With some time before dinner, I struck out trying to find the local train station and ride the cable car. The Hakone area, as I've learned is a region of small communities dotted through the Japanese Alps. There is no such thing as a flat road and so the train station was up a mountain and along a series of pathways. For a girl from Maryland's flat Eastern Shore (the highest point is 87 feet above sea level), this took some getting used to and my calves still haven't forgiven me. With my luck, I took the wrong turn and ended up by a botanical garden. Once again, a local helped me out. "Watashi wa doko desu ka?" (Where am I?) has become my phrase of choice and the elderly couple to whom I had asked it were kind enough to offer me a lift in their car to another station. An example of gender relations, the man stumbled through a few words first, his wife waiting patiently before breaking into perfect English with an offer of a ride. Did I just hitchhike?
After a brief ride on the railway, it was back to the inn. Aside from the shoes, however, the biggest change was the food. With both breakfast and dinner provided, I was treated to some real authentic Japanese cuisine. I don't even know half of what I ate but I tried mostly everything. They put so much food in front of me at each meal I felt bad that I couldn't finish it all. It was all so fresh and tasty. At one point, I picked up a morsel with my chopsticks, trying to identify it only to see clusters of suckers. Octopus? Squid? I don't know but I still ate it.

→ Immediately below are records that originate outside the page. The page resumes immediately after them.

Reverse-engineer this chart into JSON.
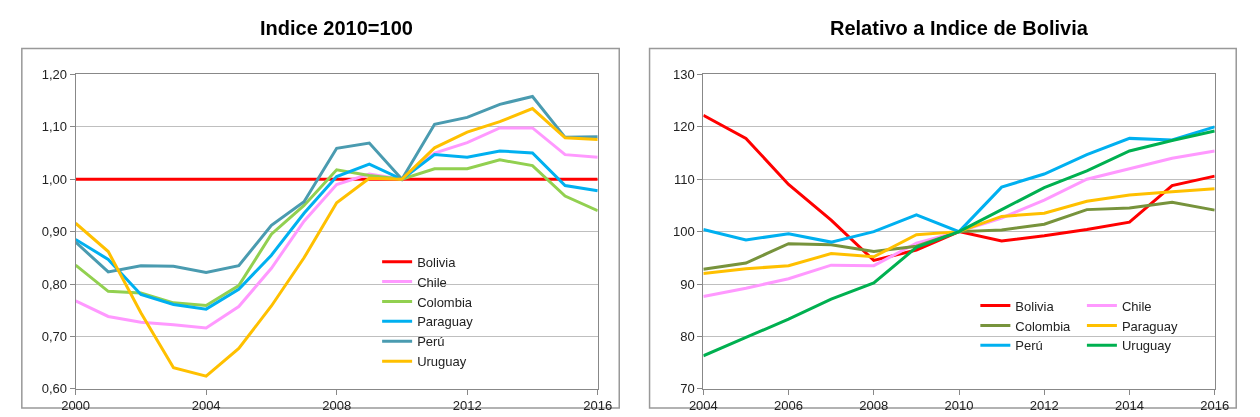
{
  "chart_data": [
    {
      "type": "line",
      "title": "Indice 2010=100",
      "x": [
        2000,
        2001,
        2002,
        2003,
        2004,
        2005,
        2006,
        2007,
        2008,
        2009,
        2010,
        2011,
        2012,
        2013,
        2014,
        2015,
        2016
      ],
      "series": [
        {
          "name": "Bolivia",
          "color": "#ff0000",
          "values": [
            1,
            1,
            1,
            1,
            1,
            1,
            1,
            1,
            1,
            1,
            1,
            1,
            1,
            1,
            1,
            1,
            1
          ]
        },
        {
          "name": "Chile",
          "color": "#ff99ff",
          "values": [
            0.768,
            0.738,
            0.727,
            0.722,
            0.716,
            0.757,
            0.83,
            0.92,
            0.99,
            1.01,
            1.0,
            1.05,
            1.07,
            1.098,
            1.098,
            1.047,
            1.042
          ]
        },
        {
          "name": "Colombia",
          "color": "#92d050",
          "values": [
            0.836,
            0.786,
            0.783,
            0.764,
            0.759,
            0.797,
            0.895,
            0.95,
            1.018,
            1.007,
            1.0,
            1.02,
            1.02,
            1.037,
            1.026,
            0.968,
            0.94
          ]
        },
        {
          "name": "Paraguay",
          "color": "#00b0f0",
          "values": [
            0.885,
            0.847,
            0.78,
            0.761,
            0.752,
            0.79,
            0.855,
            0.935,
            1.005,
            1.029,
            1.0,
            1.047,
            1.042,
            1.054,
            1.05,
            0.988,
            0.978
          ]
        },
        {
          "name": "Perú",
          "color": "#4a9bb0",
          "values": [
            0.88,
            0.823,
            0.835,
            0.834,
            0.822,
            0.835,
            0.912,
            0.957,
            1.059,
            1.069,
            1.0,
            1.105,
            1.118,
            1.143,
            1.158,
            1.08,
            1.081
          ]
        },
        {
          "name": "Uruguay",
          "color": "#ffc000",
          "values": [
            0.916,
            0.862,
            0.745,
            0.64,
            0.624,
            0.677,
            0.758,
            0.85,
            0.955,
            1.002,
            1.0,
            1.06,
            1.09,
            1.11,
            1.135,
            1.079,
            1.076
          ]
        }
      ],
      "xlim": [
        2000,
        2016
      ],
      "xticks": [
        2000,
        2004,
        2008,
        2012,
        2016
      ],
      "ylim": [
        0.6,
        1.2
      ],
      "yticks": [
        {
          "value": 0.6,
          "label": "0,60"
        },
        {
          "value": 0.7,
          "label": "0,70"
        },
        {
          "value": 0.8,
          "label": "0,80"
        },
        {
          "value": 0.9,
          "label": "0,90"
        },
        {
          "value": 1.0,
          "label": "1,00"
        },
        {
          "value": 1.1,
          "label": "1,10"
        },
        {
          "value": 1.2,
          "label": "1,20"
        }
      ],
      "grid": "y",
      "legend": "bottom right",
      "marker": "none",
      "line_style": "solid"
    },
    {
      "type": "line",
      "title": "Relativo a Indice de Bolivia",
      "x": [
        2004,
        2005,
        2006,
        2007,
        2008,
        2009,
        2010,
        2011,
        2012,
        2013,
        2014,
        2015,
        2016
      ],
      "series": [
        {
          "name": "Bolivia",
          "color": "#ff0000",
          "values": [
            122.2,
            117.8,
            109,
            102.2,
            94.5,
            96.5,
            100,
            98.2,
            99.2,
            100.4,
            101.8,
            108.8,
            110.6
          ]
        },
        {
          "name": "Chile",
          "color": "#ff99ff",
          "values": [
            87.6,
            89.2,
            91,
            93.6,
            93.5,
            97.8,
            100,
            102.6,
            106,
            110,
            112,
            114,
            115.4
          ]
        },
        {
          "name": "Colombia",
          "color": "#77933c",
          "values": [
            92.8,
            94,
            97.7,
            97.5,
            96.2,
            97.2,
            100,
            100.3,
            101.4,
            104.2,
            104.5,
            105.6,
            104.1
          ]
        },
        {
          "name": "Paraguay",
          "color": "#ffc000",
          "values": [
            92,
            92.9,
            93.5,
            95.8,
            95.2,
            99.4,
            100,
            102.9,
            103.5,
            105.8,
            107,
            107.6,
            108.2
          ]
        },
        {
          "name": "Perú",
          "color": "#00b0f0",
          "values": [
            100.4,
            98.4,
            99.6,
            98,
            100,
            103.2,
            100,
            108.5,
            111,
            114.7,
            117.8,
            117.5,
            120
          ]
        },
        {
          "name": "Uruguay",
          "color": "#00b050",
          "values": [
            76.3,
            79.8,
            83.3,
            87.1,
            90.2,
            97,
            100,
            104.2,
            108.4,
            111.6,
            115.4,
            117.4,
            119.2
          ]
        }
      ],
      "xlim": [
        2004,
        2016
      ],
      "xticks": [
        2004,
        2006,
        2008,
        2010,
        2012,
        2014,
        2016
      ],
      "ylim": [
        70,
        130
      ],
      "yticks": [
        70,
        80,
        90,
        100,
        110,
        120,
        130
      ],
      "grid": "y",
      "legend": "bottom right",
      "marker": "none",
      "line_style": "solid"
    }
  ]
}
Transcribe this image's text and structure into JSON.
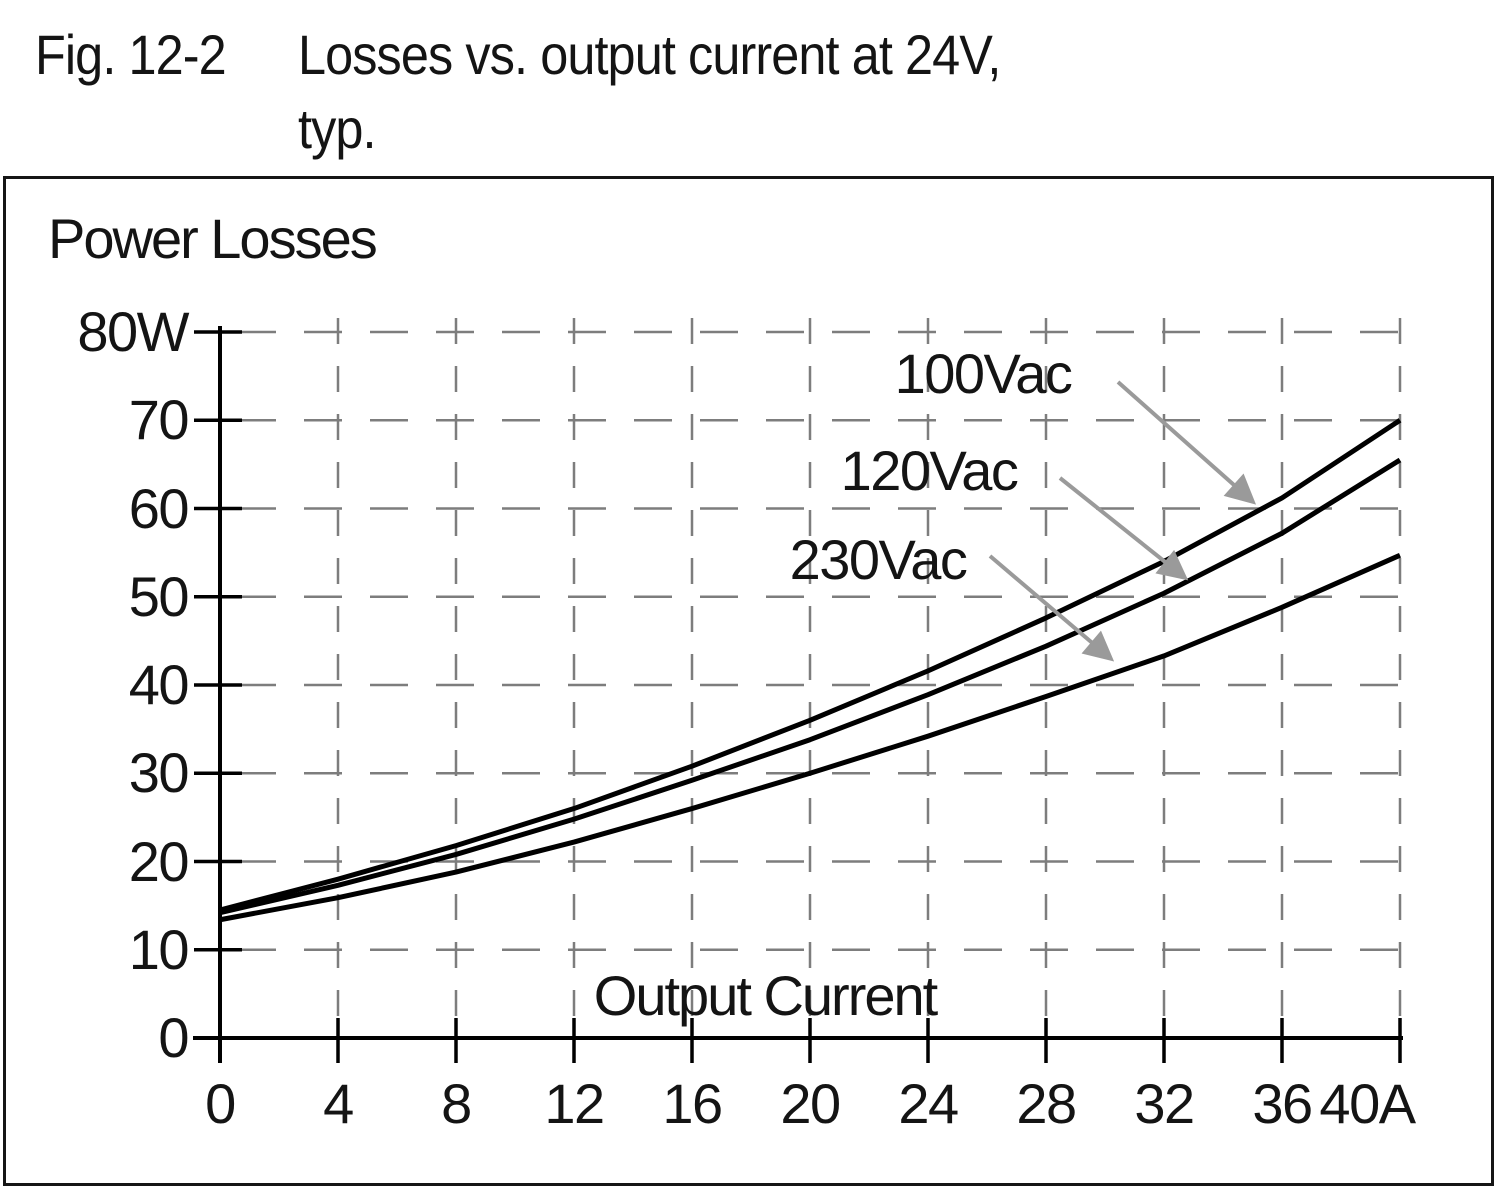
{
  "figure": {
    "label": "Fig. 12-2",
    "title_line1": "Losses vs. output current at 24V,",
    "title_line2": "typ."
  },
  "chart_data": {
    "type": "line",
    "title": "Losses vs. output current at 24V, typ.",
    "ylabel": "Power Losses",
    "xlabel": "Output Current",
    "y_unit": "W",
    "x_unit": "A",
    "xlim": [
      0,
      40
    ],
    "ylim": [
      0,
      80
    ],
    "grid": "dashed",
    "legend_position": "inline-labels-with-arrows",
    "x": [
      0,
      4,
      8,
      12,
      16,
      20,
      24,
      28,
      32,
      36,
      40
    ],
    "x_ticks": [
      0,
      4,
      8,
      12,
      16,
      20,
      24,
      28,
      32,
      36,
      40
    ],
    "x_tick_labels": [
      "0",
      "4",
      "8",
      "12",
      "16",
      "20",
      "24",
      "28",
      "32",
      "36",
      "40A"
    ],
    "y_ticks": [
      0,
      10,
      20,
      30,
      40,
      50,
      60,
      70,
      80
    ],
    "y_tick_labels": [
      "0",
      "10",
      "20",
      "30",
      "40",
      "50",
      "60",
      "70",
      "80W"
    ],
    "series": [
      {
        "name": "100Vac",
        "values": [
          14.5,
          18.0,
          21.8,
          26.0,
          30.8,
          36.0,
          41.6,
          47.6,
          54.0,
          61.2,
          70.0
        ]
      },
      {
        "name": "120Vac",
        "values": [
          14.2,
          17.3,
          20.8,
          24.8,
          29.2,
          33.8,
          38.9,
          44.4,
          50.4,
          57.2,
          65.5
        ]
      },
      {
        "name": "230Vac",
        "values": [
          13.4,
          15.9,
          18.8,
          22.2,
          26.0,
          30.0,
          34.2,
          38.7,
          43.3,
          48.8,
          54.7
        ]
      }
    ],
    "colors": {
      "curve": "#000000",
      "grid": "#7d7d7d",
      "arrow": "#9a9a9a",
      "axis": "#000000"
    },
    "annotations": {
      "labels_have_arrows_to_curves": true,
      "arrow_color": "#9a9a9a"
    }
  }
}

This post is getting rather long so I'll end it here with a final word on Futons. Not so bad, but then again I could have slept on a bed of nails and called it heaven I was so tired.
Up next: My day in Hakone
3 comments:
Erin, What a great journey. I love reading about your adventures. Squid, Octopus, that's Calamari in Italy. A fine cuisine. Share some photos if you can.
Thanks Cheryl! I'll try uploading again tonight. My last attempt didn't go too well.
I am loving the posts. Sounds like you are navigating very well. Lots of smiles, I'm sure. I am ready for some pictures, too, when you can get them posted. Then I want the narrative! Be safe and continue having such a great time.